Alle bislang aufgezählten Wirkstoffe haben das Ziel, das Virus zu blockieren, indem seine Vermehrung verhindert oder ihm der Eintritt in die Zelle verwehrt wird. „Irgendwann aber“, sagt Axel Haverich von der Medizinischen Hochschule Hannover, „geht es gar nicht mehr darum, das Virus zu bekämpfen.“ Dann ist es nicht mehr das Virus, dass den Menschen zerstört, sondern das eigene Immunsystem, das nicht mehr zwischen Freund und Feind unterscheiden kann. Zytokinsturm nennen das die Mediziner. Dann gilt es das Abwehrsystem nicht mehr hoch-, sondern herunterzufahren.

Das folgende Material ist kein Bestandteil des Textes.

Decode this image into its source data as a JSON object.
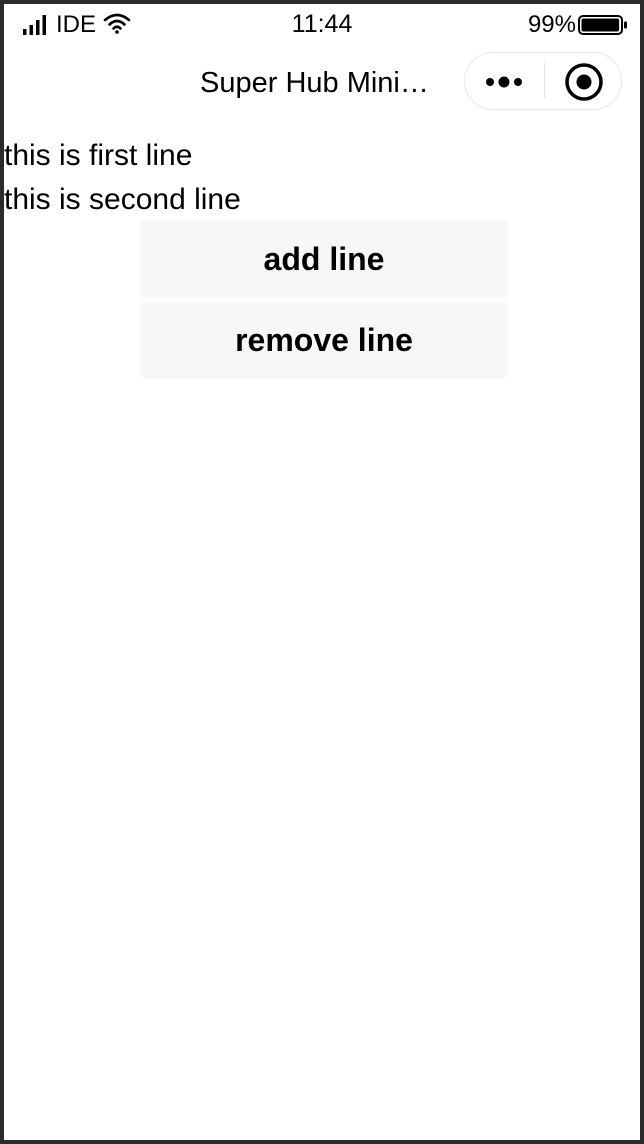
{
  "status_bar": {
    "carrier": "IDE",
    "time": "11:44",
    "battery_percent": "99%",
    "battery_level": 0.99,
    "icons": [
      "signal-icon",
      "wifi-icon",
      "battery-icon"
    ]
  },
  "nav_bar": {
    "title": "Super Hub Mini…",
    "capsule_icons": [
      "more-dots-icon",
      "close-target-icon"
    ]
  },
  "content": {
    "lines": [
      "this is first line",
      "this is second line"
    ],
    "buttons": {
      "add_label": "add line",
      "remove_label": "remove line"
    }
  },
  "colors": {
    "background": "#ffffff",
    "button_background": "#f7f7f7",
    "text": "#000000",
    "frame": "#2b2b2b"
  }
}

In China wurden sogenannte Kortikosteroide verabreicht. Tatsächlich scheinen sie die Sterblichkeit zu verringern. Dennoch warnt die chinesische Gesellschaft für Thoraxmedizin, dass die Mittel nur mit Vorsicht einzusetzen seien. Denn alles, was die Abwehr schwächt, stärkt das Virus. Nun sollen neue spezifischere Rheumamittel helfen, die lediglich bestimmte Entzündungstreiber des Menschen abfangen. Da gäbe es ermutigende Ergebnisse, schreibt Christoph Spinner im Deutschen Ärzteblatt.

Die Mediziner setzen derzeit auch auf einen Wirkstoff, den man nicht herstellen, sondern einsammeln muss. Das Prinzip: Wer eine Covid-19-Erkrankung überstanden hat, sollte das, was dafür entscheidend war, im Blut haben: Antikörper, die das Virus ausschalten. Und diese sollte man dann Patienten verabreichen können. In ihnen sollten die Antikörper dann ebenfalls das Virus bekämpfen, zumindest so lange, bis deren eigenes Immunsystem selbst in der Lage dazu ist. Genesenen wird dafür Blut abgenommen, die Blutzellen werden per Zentrifugation entfernt, übrig bleibt das Blutplasma, in dem sich die Antikörper befinden. Patienten bekommen es per Infusion. In Deutschland wird an mehreren Universitätskliniken, etwa in Erlangen und Hannover, erforscht, ob der Ansatz auch bei Covid-19 praktikabel ist.

Erste Studienergebnisse gibt es aus China. Hier verbesserte sich der Zustand von Patienten nach Gabe des Plasmas. Doch die Zahl der behandelten Personen war klein, und es ist nicht ausgeschlossen, dass sie sich auch ohne diese Intervention erholt hätten. Zudem gibt es nach wie vor sehr viele Unsicherheiten hinsichtlich der immunisierenden Wirkung einer Sars-CoV-2-Infektion. So berichtete die „South China Morning Post“ am Mittwoch, Ärzte in Schanghai hätten im Blut Genesener teilweise sehr wenige oder gar keine Antikörper nachweisen können.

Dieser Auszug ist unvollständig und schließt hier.